What secure OS do you run where the video codecs have had a full security review? Google found (and fixed) around 300 exploitable holes in libavcodec / libavformat in the last year. Do you want to bet that they found them all? Do you always run video codecs in an unprivileged process?

Comment Re: not original (Score 1) 190

One thing about your earlier example is that generators are not normally a necessity.

Unfortunately, even the furnace won't function in most places without power, so electricity is a necessity. Most of our equipment is very poorly thought-out like this. When I installed a replacement on-demand water heater in this house, I could get the same model with different suffixes corresponding to three different ignition systems: a plug-in, on-demand spark ignition; a dynamo-based, on-demand spark ignition; or a tradtional pilot, with a piezo igniter. I chose the piezo igniter because I know I live in the boonies and the power can go off here, and I still want to have hot water if that happens. Of course, having flow takes a generator, but it doesn't take a whole-house generator and the pump house is significantly distant from the house.

Comment Re: not original (Score 1) 190

Plus, how do you codify a house able to withstand a high tide 12 feet above normal?

You don't.

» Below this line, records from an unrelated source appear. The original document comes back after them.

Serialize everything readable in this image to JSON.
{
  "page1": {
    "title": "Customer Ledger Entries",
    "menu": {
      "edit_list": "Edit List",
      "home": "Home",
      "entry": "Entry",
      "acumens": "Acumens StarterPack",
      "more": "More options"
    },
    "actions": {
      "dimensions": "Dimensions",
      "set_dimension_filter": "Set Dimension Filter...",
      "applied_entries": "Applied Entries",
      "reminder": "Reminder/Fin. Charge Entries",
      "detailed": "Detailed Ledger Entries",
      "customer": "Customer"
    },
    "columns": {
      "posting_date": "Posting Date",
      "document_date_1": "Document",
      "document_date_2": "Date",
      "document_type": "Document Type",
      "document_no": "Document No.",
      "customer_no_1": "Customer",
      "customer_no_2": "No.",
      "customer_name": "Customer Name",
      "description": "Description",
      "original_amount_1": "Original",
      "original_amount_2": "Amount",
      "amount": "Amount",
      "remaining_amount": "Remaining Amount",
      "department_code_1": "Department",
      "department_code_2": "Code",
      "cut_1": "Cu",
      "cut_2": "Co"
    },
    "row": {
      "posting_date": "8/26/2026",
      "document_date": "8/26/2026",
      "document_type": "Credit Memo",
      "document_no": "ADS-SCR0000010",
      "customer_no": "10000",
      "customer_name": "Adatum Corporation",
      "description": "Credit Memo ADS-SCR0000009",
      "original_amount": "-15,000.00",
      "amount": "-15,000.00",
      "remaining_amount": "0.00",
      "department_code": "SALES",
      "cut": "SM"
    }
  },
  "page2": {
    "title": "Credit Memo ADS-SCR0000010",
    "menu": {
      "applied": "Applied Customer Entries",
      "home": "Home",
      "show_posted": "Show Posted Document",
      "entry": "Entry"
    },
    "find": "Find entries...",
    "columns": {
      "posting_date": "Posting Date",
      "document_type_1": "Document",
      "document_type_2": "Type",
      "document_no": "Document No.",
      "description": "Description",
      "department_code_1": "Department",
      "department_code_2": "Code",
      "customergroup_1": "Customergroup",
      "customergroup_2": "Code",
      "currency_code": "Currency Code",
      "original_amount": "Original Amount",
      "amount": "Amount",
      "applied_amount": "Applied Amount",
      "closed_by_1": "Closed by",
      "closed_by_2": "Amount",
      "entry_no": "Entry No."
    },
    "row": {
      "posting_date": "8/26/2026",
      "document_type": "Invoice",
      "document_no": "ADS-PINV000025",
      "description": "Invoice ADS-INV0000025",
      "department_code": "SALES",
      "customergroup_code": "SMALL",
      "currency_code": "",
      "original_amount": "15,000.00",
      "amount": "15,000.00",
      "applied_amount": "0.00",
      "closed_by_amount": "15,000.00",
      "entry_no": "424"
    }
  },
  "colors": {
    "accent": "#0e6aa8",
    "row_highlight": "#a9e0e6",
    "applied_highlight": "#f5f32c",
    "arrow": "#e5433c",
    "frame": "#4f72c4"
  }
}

You just expect it to be washed away, and you don't expect help. And anyone who expects to be able to depend on you in situations with heavy weather is a tool who deserves to fail. We keep propping up idiots and we wonder why the world keeps looking more and more like Idiocracy. Nobody but farmers should be living on a flood plain, and we should be farming it. Nothing but disposable (and once fallen, biodegradable) summer homes should be built on the beach. No flammable structures should be built in wildfire zones. No fragile structures in common quake zones. Yet we still have all of that. Yes, even that last one, California is still building shit-shacks made of nothing. They might not fall down in a quake, but they will slop themselves apart, and they're highly flammable even though this is wildfire country.

In short, we are not even using the most basic common sense when siting and building. It's all for profit, and there is no sense to the system whatsoever. In fact, people who try to do the right thing are usually hampered so as to continue to produce more business for the system, ye olde broken window fallacy in action.